Program İndirme: Makineniz hep güncel, hep “yenilikte” 

Siemens iQ500 Çamaşır ve Kurutma makinesi, güncel yeni programları kolayca indirip tek dokunuşla kullanabilirsiniz. İhtiyaç değiştikçe çamaşır makineniz de sizinle birlikte kendini güncelliyor. Siemens’in en sevilen yanlarından biri, cihazların statik kalmaması. Yani bugün aldığınız çamaşır makinesi birkaç yıl sonra bile yeni özellikler kazanabiliyor. 



Siemens Home Connect üzerinden cihaza özel yeni yıkama ve kurutma programları indirebiliyorsunuz. Mevsimsel ihtiyaçlar, moda olan yeni kumaş türleri, spor kıyafetlerin gelişmesi… Ne değişirse değişsin, makineniz hep güncel kalıyor. 

Tıpkı telefonunuza uygulama güncellemesi indirir gibi çamaşır ve kurutma makineniz de güncellemelerle değişen yaşam tarzınıza ayak uyduruyor. 

Akıllı deterjan yönetimi: i-Dos ile her yıkamada doğru ölçü 

Makineyi tamamen doldurunca veya tek parça kıyafeti makineye attığınızda ne kadar deterjan koyacağınızı bilemiyor olabilirsiniz. İşte tam bu noktada i-Dos Deterjan Tarama teknolojisi devreye giriyor. Siemens Home Connect üzerinden şişelerin barkodunu okutup su sertliği ve deterjan yoğunluğunu makineye iletiyor, i-Dos ise her yıkamada doğru miktarı otomatik olarak ayarlıyor. Üstelik Siemens Home Connect uygulaması, deterjan seviyesini takip ederek deterjanınız tükenmeden önce size haber veriyor. Tek yapmanız gereken uygulamayı telefonunuza yüklemek ve çamaşır makinenizi uygulamaya bağlamak. 
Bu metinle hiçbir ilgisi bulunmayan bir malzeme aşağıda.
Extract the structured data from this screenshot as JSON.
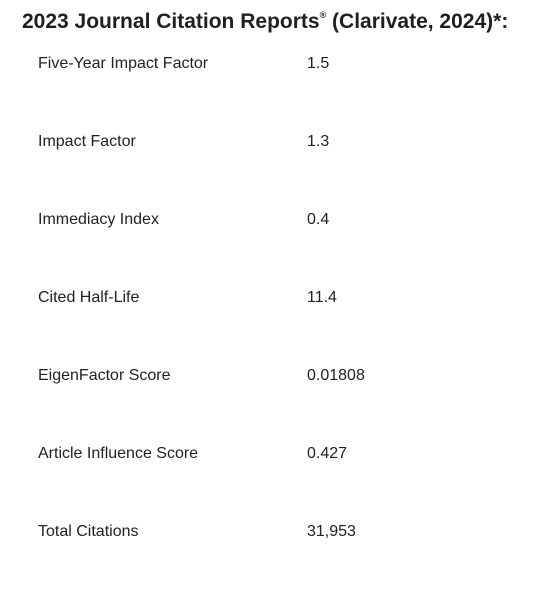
{
  "heading": {
    "title": "2023 Journal Citation Reports",
    "registered_mark": "®",
    "source": " (Clarivate, 2024)*:"
  },
  "metrics": [
    {
      "name": "Five-Year Impact Factor",
      "value": "1.5"
    },
    {
      "name": "Impact Factor",
      "value": "1.3"
    },
    {
      "name": "Immediacy Index",
      "value": "0.4"
    },
    {
      "name": "Cited Half-Life",
      "value": "11.4"
    },
    {
      "name": "EigenFactor Score",
      "value": "0.01808"
    },
    {
      "name": "Article Influence Score",
      "value": "0.427"
    },
    {
      "name": "Total Citations",
      "value": "31,953"
    }
  ]
}
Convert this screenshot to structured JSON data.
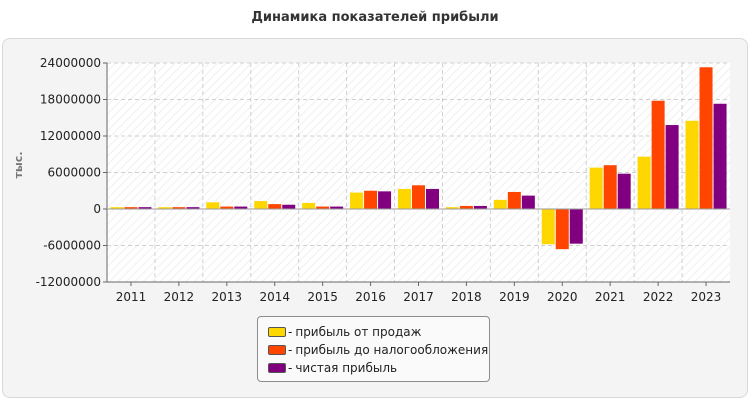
{
  "chart_data": {
    "type": "bar",
    "title": "Динамика показателей прибыли",
    "ylabel": "тыс.",
    "xlabel": "",
    "categories": [
      "2011",
      "2012",
      "2013",
      "2014",
      "2015",
      "2016",
      "2017",
      "2018",
      "2019",
      "2020",
      "2021",
      "2022",
      "2023"
    ],
    "ylim": [
      -12000000,
      24000000
    ],
    "yticks": [
      24000000,
      18000000,
      12000000,
      6000000,
      0,
      -6000000,
      -12000000
    ],
    "grid": true,
    "legend_position": "bottom",
    "series": [
      {
        "name": "прибыль от продаж",
        "color": "#ffd700",
        "values": [
          300000,
          300000,
          1100000,
          1300000,
          1000000,
          2700000,
          3300000,
          300000,
          1500000,
          -5800000,
          6800000,
          8600000,
          14500000
        ]
      },
      {
        "name": "прибыль до налогообложения",
        "color": "#ff4500",
        "values": [
          300000,
          300000,
          400000,
          800000,
          400000,
          3000000,
          3900000,
          500000,
          2800000,
          -6600000,
          7200000,
          17800000,
          23300000
        ]
      },
      {
        "name": "чистая прибыль",
        "color": "#800080",
        "values": [
          300000,
          300000,
          400000,
          700000,
          400000,
          2900000,
          3300000,
          500000,
          2200000,
          -5700000,
          5800000,
          13800000,
          17300000
        ]
      }
    ]
  },
  "legend": {
    "dash": "-"
  }
}
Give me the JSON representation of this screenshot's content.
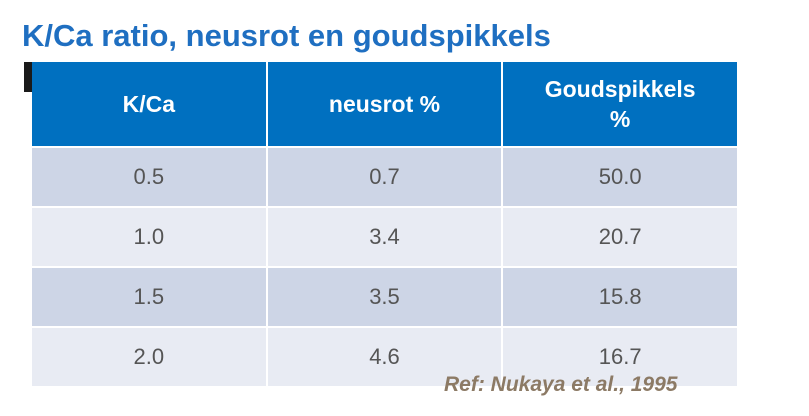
{
  "header": {
    "title": "K/Ca ratio, neusrot en goudspikkels"
  },
  "table": {
    "columns": [
      "K/Ca",
      "neusrot %",
      "Goudspikkels %"
    ],
    "rows": [
      [
        "0.5",
        "0.7",
        "50.0"
      ],
      [
        "1.0",
        "3.4",
        "20.7"
      ],
      [
        "1.5",
        "3.5",
        "15.8"
      ],
      [
        "2.0",
        "4.6",
        "16.7"
      ]
    ]
  },
  "footer": {
    "reference": "Ref: Nukaya  et al., 1995"
  }
}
stainRemoval teknolojisi: Zorlu lekelerle inatlaşmayı unutun 

Çay, yağ, makyaj, çikolata lekeleri… Gün içinde fark etmeden üzerinize bulaşan lekeler artık kâbus olmaktan çıkıyor. Siemens iQ500 çamaşır makinesi ile stainRemoval teknolojisi devreye giriyor. Tek bir dokunuşla çay, yağ, kozmetik veya günlük hayatta karşılaştığınız diğer zor lekeler için özel programları aktif edebilirsiniz. 

Siemens Home Connect uygulaması sayesinde daha fazla leke türünü ve bunlar için geliştirilmiş özel programları keşfetmek de mümkün. Yani sadece “lekeyi çıkar” demekle kalmıyor, sizin için en doğru yıkama programını da otomatik olarak öneriyor. Böylece hem lekelerle uğraşmak zorunda kalmıyor hem de giysilerinizin ömrünü koruyorsunuz. 

Artık çocuğunuza yemek yedirirken dökülen yemek lekeleri, kahve kazaları ya da mutfakta sıçrayan yağ lekeleri sizi endişelendirmiyor. stainRemoval, günlük hayatın getirdiği küçük sürprizlere karşı en güvenilir yardımcınız oluyor. 

Siemens iQ500 çamaşır ve kurutma makineleri, artık sadece kıyafetlerinizi temizleyen makineler değil; size zaman, konfor ve güven veren akıllı iş ortaklarınızdır. Ütüye harcadığınız vakti kendinize ayırın, lekelerle uğraşmayı unutun ve teknolojinin yaşam alanınıza uyumunun keyfini yaşayın.

*Bu yazı Siemens’in katkılarıyla hazırlanmıştır.